Suncor hausse son dividende et son titre augmente de 5%

Calgary — L’action de Suncor prenait mardi plus de 5 % à la Bourse de Toronto, après que la plus importante entreprise d’hydrocarbures du Canada eut haussé son dividende trimestriel de 54 %, annoncé un programme de rachat d’actions de 2 milliards et livré des résultats trimestriels supérieurs aux attentes.

Suncor avait annoncé, tard lundi, que son dividende payable le 25 juin passait de 13 ¢ par action à 20 ¢ par action. Le directeur financier de l’entreprise, Bart Demosky, a expliqué mardi aux analystes, lors d’une conférence téléphonique, qu’une telle redistribution de l’argent demeurerait une priorité pour la compagnie. « Les dividendes seront prévisibles. Ils seront renouvelables. Ils seront importants par rapport au marché et ils seront concurrentiels, a-t-il lancé. Le marché devrait s’attendre à ce que nos dividendes augmentent en même temps que notre bénéfice et nos flux de trésorerie. »


Pour sa part, le chef de la direction, Steve Williams, a indiqué que Suncor envisagerait des rachats d’actions lorsque la société générera des revenus supérieurs à ceux requis pour financer le dividende, pour appuyer son capital et pour soutenir sa croissance. « Nous avons racheté plus de 5 % de la compagnie au cours des 18 derniers mois, a-t-il dit.

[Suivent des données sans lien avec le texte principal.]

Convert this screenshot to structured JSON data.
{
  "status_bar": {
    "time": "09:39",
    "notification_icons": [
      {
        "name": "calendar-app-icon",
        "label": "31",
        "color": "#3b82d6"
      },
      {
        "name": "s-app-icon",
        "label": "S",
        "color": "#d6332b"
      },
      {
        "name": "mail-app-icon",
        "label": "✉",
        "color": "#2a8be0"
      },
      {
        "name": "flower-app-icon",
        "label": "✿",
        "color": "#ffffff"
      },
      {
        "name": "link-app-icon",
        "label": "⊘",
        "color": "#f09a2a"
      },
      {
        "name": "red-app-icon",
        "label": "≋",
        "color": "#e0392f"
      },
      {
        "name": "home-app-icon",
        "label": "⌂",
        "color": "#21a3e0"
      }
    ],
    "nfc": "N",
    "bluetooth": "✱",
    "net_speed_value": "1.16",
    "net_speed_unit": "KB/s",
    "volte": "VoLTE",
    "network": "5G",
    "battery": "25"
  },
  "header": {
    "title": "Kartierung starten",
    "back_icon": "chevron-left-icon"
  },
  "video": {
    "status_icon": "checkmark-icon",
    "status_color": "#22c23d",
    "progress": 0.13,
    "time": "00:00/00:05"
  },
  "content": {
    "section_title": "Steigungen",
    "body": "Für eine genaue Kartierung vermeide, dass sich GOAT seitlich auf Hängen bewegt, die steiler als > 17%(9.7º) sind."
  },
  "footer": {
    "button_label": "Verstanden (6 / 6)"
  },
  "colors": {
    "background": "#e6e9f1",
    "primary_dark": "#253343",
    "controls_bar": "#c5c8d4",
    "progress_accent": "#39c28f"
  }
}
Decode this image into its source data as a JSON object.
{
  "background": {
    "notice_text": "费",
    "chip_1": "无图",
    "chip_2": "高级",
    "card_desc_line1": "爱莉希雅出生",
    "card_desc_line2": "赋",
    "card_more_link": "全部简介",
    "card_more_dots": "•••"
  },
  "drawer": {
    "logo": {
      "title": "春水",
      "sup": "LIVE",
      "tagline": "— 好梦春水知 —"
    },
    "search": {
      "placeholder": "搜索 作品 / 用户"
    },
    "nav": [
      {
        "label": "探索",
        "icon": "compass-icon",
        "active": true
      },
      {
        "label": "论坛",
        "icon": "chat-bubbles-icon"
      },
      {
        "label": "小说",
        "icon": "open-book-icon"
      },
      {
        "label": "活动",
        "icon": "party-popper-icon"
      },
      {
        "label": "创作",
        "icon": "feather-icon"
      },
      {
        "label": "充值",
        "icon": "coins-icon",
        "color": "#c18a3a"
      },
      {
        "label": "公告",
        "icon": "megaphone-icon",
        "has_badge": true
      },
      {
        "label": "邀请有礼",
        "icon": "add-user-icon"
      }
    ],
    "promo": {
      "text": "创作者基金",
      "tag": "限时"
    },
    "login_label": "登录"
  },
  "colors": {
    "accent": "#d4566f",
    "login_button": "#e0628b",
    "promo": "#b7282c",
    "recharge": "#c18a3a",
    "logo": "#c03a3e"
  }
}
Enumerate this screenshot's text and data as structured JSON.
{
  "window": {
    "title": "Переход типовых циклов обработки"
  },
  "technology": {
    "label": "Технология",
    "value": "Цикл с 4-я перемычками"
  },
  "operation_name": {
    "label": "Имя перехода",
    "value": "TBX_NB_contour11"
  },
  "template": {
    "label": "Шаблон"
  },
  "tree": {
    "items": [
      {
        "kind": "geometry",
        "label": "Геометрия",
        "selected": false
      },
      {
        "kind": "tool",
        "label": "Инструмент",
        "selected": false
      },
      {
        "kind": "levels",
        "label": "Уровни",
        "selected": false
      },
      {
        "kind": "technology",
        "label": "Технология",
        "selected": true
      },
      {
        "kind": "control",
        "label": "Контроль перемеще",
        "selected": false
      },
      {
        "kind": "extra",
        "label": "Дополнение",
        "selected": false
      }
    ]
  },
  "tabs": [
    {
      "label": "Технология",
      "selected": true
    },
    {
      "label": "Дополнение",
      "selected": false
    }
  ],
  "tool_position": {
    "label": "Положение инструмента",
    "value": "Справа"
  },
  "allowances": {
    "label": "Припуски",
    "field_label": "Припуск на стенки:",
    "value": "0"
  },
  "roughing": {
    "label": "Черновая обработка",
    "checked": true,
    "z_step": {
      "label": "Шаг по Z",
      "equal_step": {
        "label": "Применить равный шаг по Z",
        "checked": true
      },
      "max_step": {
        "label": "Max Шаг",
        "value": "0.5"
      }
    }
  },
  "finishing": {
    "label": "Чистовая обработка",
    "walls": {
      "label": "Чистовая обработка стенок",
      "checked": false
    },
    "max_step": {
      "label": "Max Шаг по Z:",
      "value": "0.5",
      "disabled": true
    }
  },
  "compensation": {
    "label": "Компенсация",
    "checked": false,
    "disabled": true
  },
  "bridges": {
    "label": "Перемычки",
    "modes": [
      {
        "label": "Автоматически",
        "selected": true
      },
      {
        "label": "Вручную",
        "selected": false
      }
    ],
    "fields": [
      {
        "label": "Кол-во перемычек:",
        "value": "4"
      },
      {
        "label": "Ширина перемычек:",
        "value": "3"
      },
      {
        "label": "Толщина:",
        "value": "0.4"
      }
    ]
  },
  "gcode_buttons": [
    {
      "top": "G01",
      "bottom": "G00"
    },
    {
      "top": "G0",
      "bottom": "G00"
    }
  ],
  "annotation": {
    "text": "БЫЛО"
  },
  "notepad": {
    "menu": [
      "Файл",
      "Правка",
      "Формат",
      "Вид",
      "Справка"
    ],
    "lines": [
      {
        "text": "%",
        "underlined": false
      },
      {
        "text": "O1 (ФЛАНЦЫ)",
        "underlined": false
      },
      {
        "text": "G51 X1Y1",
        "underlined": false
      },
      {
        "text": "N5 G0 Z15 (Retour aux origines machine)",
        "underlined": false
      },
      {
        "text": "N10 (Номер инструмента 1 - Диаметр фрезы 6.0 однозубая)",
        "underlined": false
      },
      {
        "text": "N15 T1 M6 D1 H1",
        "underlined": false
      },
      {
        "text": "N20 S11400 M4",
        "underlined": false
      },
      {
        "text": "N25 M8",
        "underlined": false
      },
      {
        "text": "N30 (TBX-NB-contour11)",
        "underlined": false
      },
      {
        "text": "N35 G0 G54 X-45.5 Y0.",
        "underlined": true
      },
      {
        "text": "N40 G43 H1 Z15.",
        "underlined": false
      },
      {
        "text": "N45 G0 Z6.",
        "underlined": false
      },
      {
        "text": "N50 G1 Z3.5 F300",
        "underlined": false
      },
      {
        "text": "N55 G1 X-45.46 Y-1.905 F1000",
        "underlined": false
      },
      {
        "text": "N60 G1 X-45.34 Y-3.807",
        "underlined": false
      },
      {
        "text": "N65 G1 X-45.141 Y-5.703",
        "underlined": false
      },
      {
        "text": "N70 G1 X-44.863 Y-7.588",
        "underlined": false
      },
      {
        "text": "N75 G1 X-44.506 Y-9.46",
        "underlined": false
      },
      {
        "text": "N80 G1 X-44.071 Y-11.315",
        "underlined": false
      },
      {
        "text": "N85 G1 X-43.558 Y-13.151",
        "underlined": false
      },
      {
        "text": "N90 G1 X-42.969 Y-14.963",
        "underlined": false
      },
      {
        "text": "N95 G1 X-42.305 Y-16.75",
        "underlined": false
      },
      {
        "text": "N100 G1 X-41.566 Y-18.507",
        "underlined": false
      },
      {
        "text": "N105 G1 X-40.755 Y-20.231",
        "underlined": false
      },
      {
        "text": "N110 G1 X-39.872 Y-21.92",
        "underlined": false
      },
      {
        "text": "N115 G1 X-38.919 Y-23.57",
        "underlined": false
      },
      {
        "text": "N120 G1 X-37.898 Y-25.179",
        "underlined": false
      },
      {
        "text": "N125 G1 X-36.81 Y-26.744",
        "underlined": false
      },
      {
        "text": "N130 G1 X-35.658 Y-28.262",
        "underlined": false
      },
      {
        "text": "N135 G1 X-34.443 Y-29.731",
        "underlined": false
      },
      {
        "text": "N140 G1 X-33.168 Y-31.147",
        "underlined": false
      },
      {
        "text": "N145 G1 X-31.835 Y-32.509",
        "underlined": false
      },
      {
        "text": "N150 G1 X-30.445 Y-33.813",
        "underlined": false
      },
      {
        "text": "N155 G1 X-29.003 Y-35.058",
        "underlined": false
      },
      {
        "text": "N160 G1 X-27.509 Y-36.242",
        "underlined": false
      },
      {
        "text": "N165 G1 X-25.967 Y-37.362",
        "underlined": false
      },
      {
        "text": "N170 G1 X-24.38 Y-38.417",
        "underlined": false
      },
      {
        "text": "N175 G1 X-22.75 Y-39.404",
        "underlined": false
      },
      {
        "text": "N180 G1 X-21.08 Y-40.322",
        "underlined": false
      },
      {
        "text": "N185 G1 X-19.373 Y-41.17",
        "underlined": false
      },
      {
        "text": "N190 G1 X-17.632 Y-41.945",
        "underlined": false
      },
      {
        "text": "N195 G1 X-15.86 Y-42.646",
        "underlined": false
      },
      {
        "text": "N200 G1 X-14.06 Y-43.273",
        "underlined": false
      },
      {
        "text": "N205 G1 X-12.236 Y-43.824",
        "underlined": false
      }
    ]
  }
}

À leur niveau actuel, nous croyons qu’un investissement dans nos actions représente une excellente valeur. »


Suncor a affiché lundi un bénéfice ajusté de 1,37 milliard, soit 90 ¢ par action. Un an plus tôt, le bénéfice d’exploitation de Suncor avait atteint 1,32 milliard, soit 84 ¢ par action. Le bénéfice net de 1,1 milliard a été touché entre autres choses par une perte de change après impôts de 146 millions et à une charge de 127 millions après impôts liée à la suspension du projet de l’usine de valorisation Voyageur.


La production de Suncor dans les sables bitumineux s’est chiffrée, en moyenne, à 357 800 barils par jour pendant le premier trimestre, une hausse importante par rapport aux 305 700 barils par jour produits pendant la même période l’an dernier.


L’écart de prix entre le brut canadien lourd et le pétrole américain léger de référence continue à empoisonner la vie des producteurs des sables bitumineux. L’incapacité pour les producteurs d’acheminer leur pétrole par oléoduc vers les marchés où ils généreraient les meilleurs revenus est le noeud du problème. M. Demosky a prévenu que cette situation risquait de perdurer pendant encore un moment. Il a ajouté que les compagnies qui produisent et raffinent du pétrole ont un avantage, puisqu’elles disposent d’un produit brut moins dispendieux à transformer dans leurs raffineries.